To minimise bias, our systematic review carefully adhered to the Preferred Reporting Items for Systematic Reviews and Meta-Analysis 2020 (PRISMA) standards. Second, Sackett’s level of evidence was used to analyse the research based on the methodological quality and validity of its design. Finally, the findings of the review were gathered from 11 fair- to good-quality studies.

Our study limitations were that the current work included only trials that were published in scientific journals, and other published materials in conferences were not considered, which may affect the results. Secondly, non-English publications were not included. Moreover, none of the analysed studies were of high quality because only fair to good-quality studies were available.

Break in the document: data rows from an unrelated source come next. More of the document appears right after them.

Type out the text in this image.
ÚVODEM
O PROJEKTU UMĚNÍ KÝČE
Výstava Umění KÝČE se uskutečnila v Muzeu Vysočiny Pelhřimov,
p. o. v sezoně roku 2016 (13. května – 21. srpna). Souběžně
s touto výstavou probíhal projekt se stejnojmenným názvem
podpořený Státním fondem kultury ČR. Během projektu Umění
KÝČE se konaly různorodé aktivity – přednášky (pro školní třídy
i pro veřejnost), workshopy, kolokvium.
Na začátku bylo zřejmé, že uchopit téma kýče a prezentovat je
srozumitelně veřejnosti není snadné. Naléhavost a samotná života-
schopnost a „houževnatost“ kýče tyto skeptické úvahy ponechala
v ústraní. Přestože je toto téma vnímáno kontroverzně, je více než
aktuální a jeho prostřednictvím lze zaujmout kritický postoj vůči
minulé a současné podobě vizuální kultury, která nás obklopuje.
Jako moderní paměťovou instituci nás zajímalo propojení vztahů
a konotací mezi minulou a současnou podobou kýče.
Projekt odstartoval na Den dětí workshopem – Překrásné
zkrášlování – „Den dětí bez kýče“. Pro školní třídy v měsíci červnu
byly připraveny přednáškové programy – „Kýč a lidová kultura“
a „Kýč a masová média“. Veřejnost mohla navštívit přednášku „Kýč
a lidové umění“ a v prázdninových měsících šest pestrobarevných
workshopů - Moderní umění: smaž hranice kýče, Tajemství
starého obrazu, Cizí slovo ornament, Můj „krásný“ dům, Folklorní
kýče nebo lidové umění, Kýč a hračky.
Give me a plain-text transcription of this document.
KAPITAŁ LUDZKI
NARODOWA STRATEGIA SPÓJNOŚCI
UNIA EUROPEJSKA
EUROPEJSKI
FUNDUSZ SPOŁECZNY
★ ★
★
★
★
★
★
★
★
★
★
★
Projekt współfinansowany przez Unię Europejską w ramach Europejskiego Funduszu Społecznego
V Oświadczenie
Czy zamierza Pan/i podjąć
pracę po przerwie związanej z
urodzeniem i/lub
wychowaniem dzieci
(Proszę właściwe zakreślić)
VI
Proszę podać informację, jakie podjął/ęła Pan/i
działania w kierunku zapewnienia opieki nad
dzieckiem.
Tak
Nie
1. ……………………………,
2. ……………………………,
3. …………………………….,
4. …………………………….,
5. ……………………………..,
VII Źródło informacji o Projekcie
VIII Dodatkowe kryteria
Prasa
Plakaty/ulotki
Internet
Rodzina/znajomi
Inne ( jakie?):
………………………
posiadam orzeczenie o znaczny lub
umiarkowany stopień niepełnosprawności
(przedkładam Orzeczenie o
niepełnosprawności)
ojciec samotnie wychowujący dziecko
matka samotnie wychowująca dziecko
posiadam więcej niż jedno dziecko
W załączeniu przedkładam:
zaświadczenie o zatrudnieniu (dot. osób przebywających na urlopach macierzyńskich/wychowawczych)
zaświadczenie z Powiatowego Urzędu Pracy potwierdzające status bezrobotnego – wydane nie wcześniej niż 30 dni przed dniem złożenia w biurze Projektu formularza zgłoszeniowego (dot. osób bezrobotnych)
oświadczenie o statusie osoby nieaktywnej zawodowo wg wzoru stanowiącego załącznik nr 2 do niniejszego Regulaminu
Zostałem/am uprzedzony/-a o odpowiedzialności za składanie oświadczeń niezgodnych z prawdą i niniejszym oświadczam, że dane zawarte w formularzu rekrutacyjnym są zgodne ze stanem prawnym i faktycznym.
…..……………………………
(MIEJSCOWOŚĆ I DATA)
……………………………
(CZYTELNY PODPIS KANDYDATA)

In conclusion, although LLLT (PBM) was effective in reducing arm circumference, volume, and pain, as well as improving grip strength, life quality, and mobility, the meta-analysis did not show significant improvement except in pain and shoulder mobility. Further research is required to determine the long-term safety and effectiveness of PBMT in the treatment of BCRL. The clinical implication of our review is that low-level laser therapy might be effective in reducing lymphoedema volume and pain, as well as enhancing hand grip strength, quality of life, and mobility, along with significant improvement in pain and shoulder movement.